A series of water shortage protests that began last Thursday in Iran’s drought-stricken southwest appears to have drawn more gunfire from Iranian security forces.
Videos posted to social media appeared to show street protests late Sunday in several parts of Iran’s Khuzestan province, including suburbs of the capital Ahvaz and the cities of Susangerd and Shush. VOA could not independently verify the clips as it is barred from reporting in Iran.
Additional footage posted on social media purported to show the Khuzestan protests extending into Monday night. VOA also could not independently verify those videos.
In one video shared by Washington-based group Human Rights Activists in Iran, which said it was filmed Sunday in Susangerd and obtained from an Iran-based source, a policeman appears to fire into the air and other shots can be heard as pedestrians and motorcyclists quickly scatter.
The Associated Press reported that the incident depicted in the video matched known features of Susangerd and took place where other demonstrations occurred in recent days.

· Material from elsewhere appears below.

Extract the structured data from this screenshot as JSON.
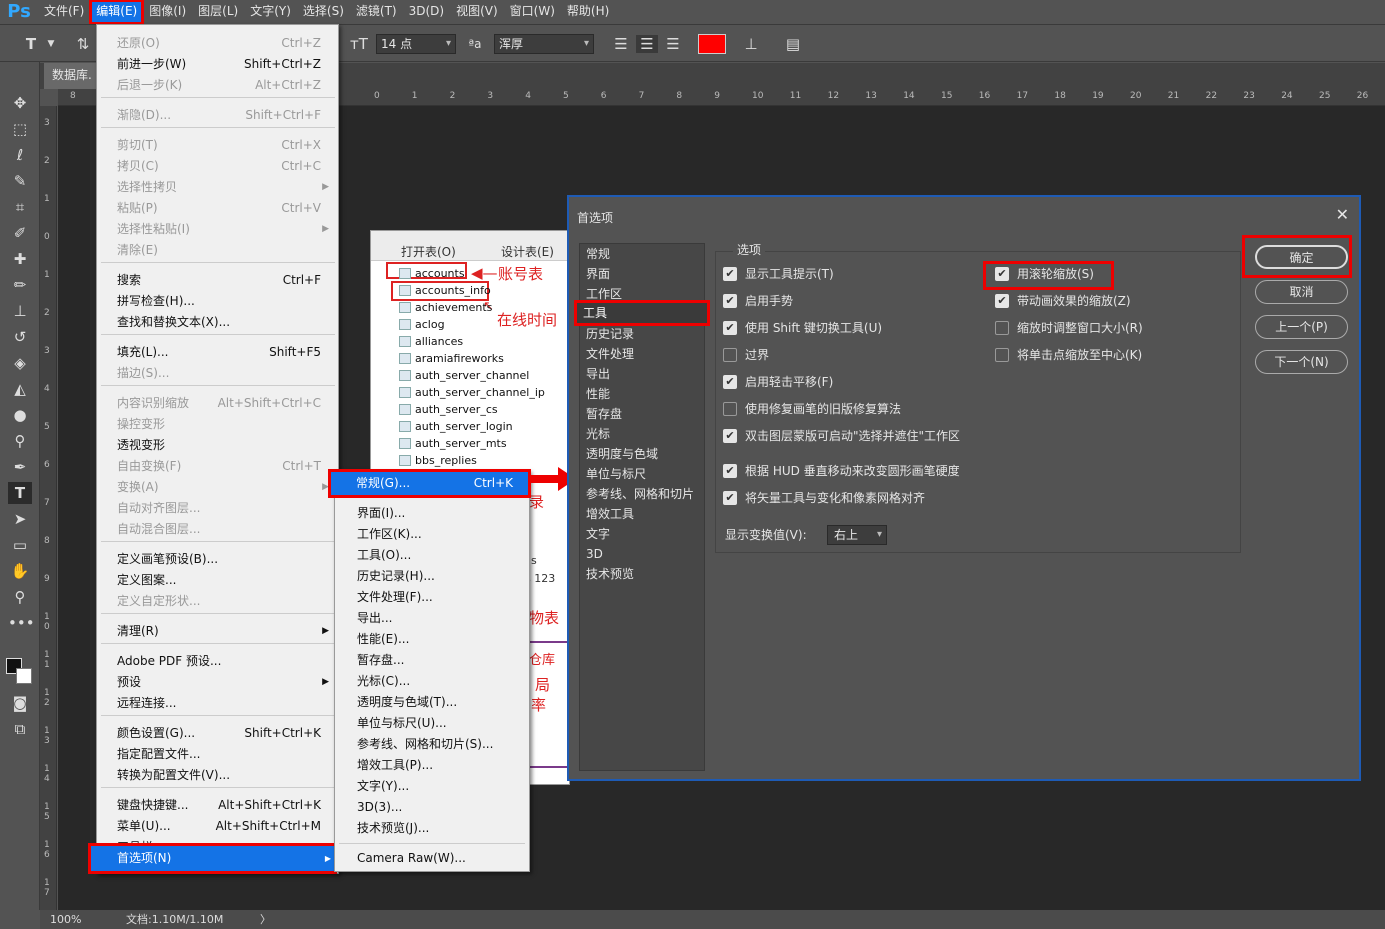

Few other details of Sunday’s protests could be confirmed. Roya Boroumand, co-founder of Washington-based rights group Abdorrahman Boroumand Center, told VOA Persian that electricity cuts and slowing of the internet in Khuzestan have been serious obstacles in communications.
Iranian state media have confirmed that two men were killed by gunfire during protests late Friday, the second night of the disturbances. They said Ghasem Khaziri was killed in the Ahvaz suburb of Kut Abdollah, while Mostafa Naimavi was killed in Shadegan.
Circumstances of those killings are disputed. Iranian authorities have blamed them on saboteurs, and state media have said relatives of the two men gave interviews asserting that their loved ones were affiliated to or friendly with Iran’s pro-government Basij militia.
Iran’s state-approved news agency ISNA quoted judiciary chief Gholamhossein Mohseni Ejei on Monday as calling for deaths and injuries in the Khuzestan protests to be investigated and for the perpetrators to be dealt with.
London-based Persian news network Iran International reported some social media users saying they believe that Iranian security forces fatally shot the two men and that authorities coerced the men’s relatives into falsely blaming the killings on other culprits.
Iran’s government has a long record of publishing and broadcasting statements solicited from dissidents and their family members that those people and rights activists later say were extracted under duress.
The protests erupted late Thursday, with social media videos showing Iranians marching and chanting in Arabic in multiple cities of Khuzestan, home to ethnic minority Arabs who long have accused majority-Persian Iran’s ruling clerics of discrimination and neglect. In the clips, protesters have been heard shouting slogans such as “I am thirsty” and “water is my right.”
The street protests are the widest-scale and most sustained disturbances that Iran has seen in months.
Responding to a VOA Persian question last week at a U.S. State Department press briefing, spokesperson Jalina Porter said Washington has seen the reports of Iran’s water shortages and resulting protests.
“We continue to urge the Iranian government to support the Iranian people as they exercise their universal rights to freedom of expression as well as freedom of peaceful assembly,” Porter said.
The head of New York’s Center for Human Rights in Iran, Hadi Ghaemi, issued a statement, calling on the United Nations to “forcefully call upon Iranian authorities to allow people to air their grievances without threats of violence or imprisonment in order to prevent a repeat of the events of 2019.”
Iran’s government sparked nationwide mass protests on November 15, 2019, by ordering a 50% increase in the subsidized price of gasoline, further straining the finances of Iranians facing high unemployment and inflation in a shrinking economy under heavy U.S. sanctions. Iranian security forces killed hundreds of people and arrested thousands more in crushing the mostly peaceful demonstrations, in which some protesters also damaged buildings and businesses.
Iran’s water shortages partly are the result of weather-related factors including a sharp drop in rainfall, which has been more than 40% below last year’s levels in recent months, combined with high summer temperatures. The drought has left Iran’s dams with less water to generate hydroelectric power, contributing to rolling nationwide blackouts in recent weeks.
Experts say decades of Iranian government mismanagement also have fueled the drought. They blame authorities’ poorly considered placement and construction of dams and diversion of water from Khuzestan’s rivers and wetlands to industrial sites in neighboring regions, practices that have dried up sources of drinking and agricultural water for provincial residents.